One of the biggest challenges that many Americans face when they move to big cities is buying fresh produce. Even with the widespread presence of Whole Foods and food co-ops in cities, eating healthy, fresh produce is mostly a thing of the urban rich. In response to the proliferation of urban gardening initiatives surfacing in cities in recent years, a startup called Aggressively Organic has developed planting pods to fight food insecurity in cities and address the rising cost of eating organic.
With the growth of other urban farming initiatives, multiple ways in which individuals can continue to buy fresh produce without having to cough up a fortune have popped up. The initiatives, which cater to a larger consumer group, meaning they produce fresh produce on a wide scale, are usually controlled rooms where fresh produce is grown and then sold to urban residents. Other initiatives, like Aggressively Organic – a name which is far too reflective of their products – work to encourage consumers to grow their own produce straight in their kitchen.
The pods, which the people over at Aggressively Organic call “Micro Dendritic Pod” or just the “AO Micro Pod,” can grow plants, flowers, and even trees with the larger sized seeds. The pods themselves are made from coconut coir, which is a product of coconut oil, and come with a growth medium and nutrient solution. Each kit, which is currently available for pre-order for $139, contains nine hexagon-shaped pods and a supply of 72 medium or large sized seeds.
Once the plants grow and the fruits or vegetables are ripe, people can simply pick the produce off the plant and reuse the pod with another seed. The company says that once the plant is harvested, one can continue to plant it year round, which is how it suggests that customers can receive a continuous supply of healthy, organic food.
Aggressively Organic’s pods, however, differ from other companies that are also working to find alternative methods of urban farming. According to the company, the AO micro pods require far less water and no pesticides to grow fresh produce. Unlike farming using hydroponic technologies, which requires pumps and water filters, Aggressively Organic says not needing as much technology significantly lowers the cost.
The availability of fresh, organic produce, which feeds into a bigger conversation around food insecurity in cities, is primarily a concern for low-income individuals who usually do not have access to these fresh produce due to its hefty price tag.
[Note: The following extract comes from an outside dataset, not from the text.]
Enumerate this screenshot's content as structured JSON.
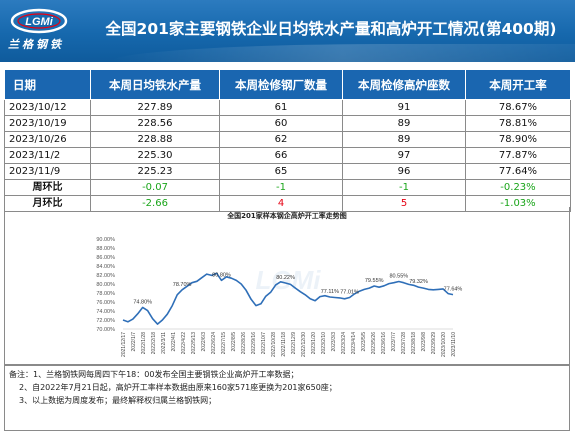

Even the AO micro pods, which are marketed as being significantly cheaper than other home-grown fresh produce, are relatively expensive at $139.
To address this issue, Aggressively Organic has proposed a model that would allow low-income individuals to be supplied with six harvest-ready plants that can be exchanged up to 24 times every month at $50. They can also either pay for the six-pack of plants over installments or through the US government assistance program known as SNAP. Although this model could potentially work for both low and higher income individuals to benefit from Aggressively Organic’s technology, the model has not been finalized yet.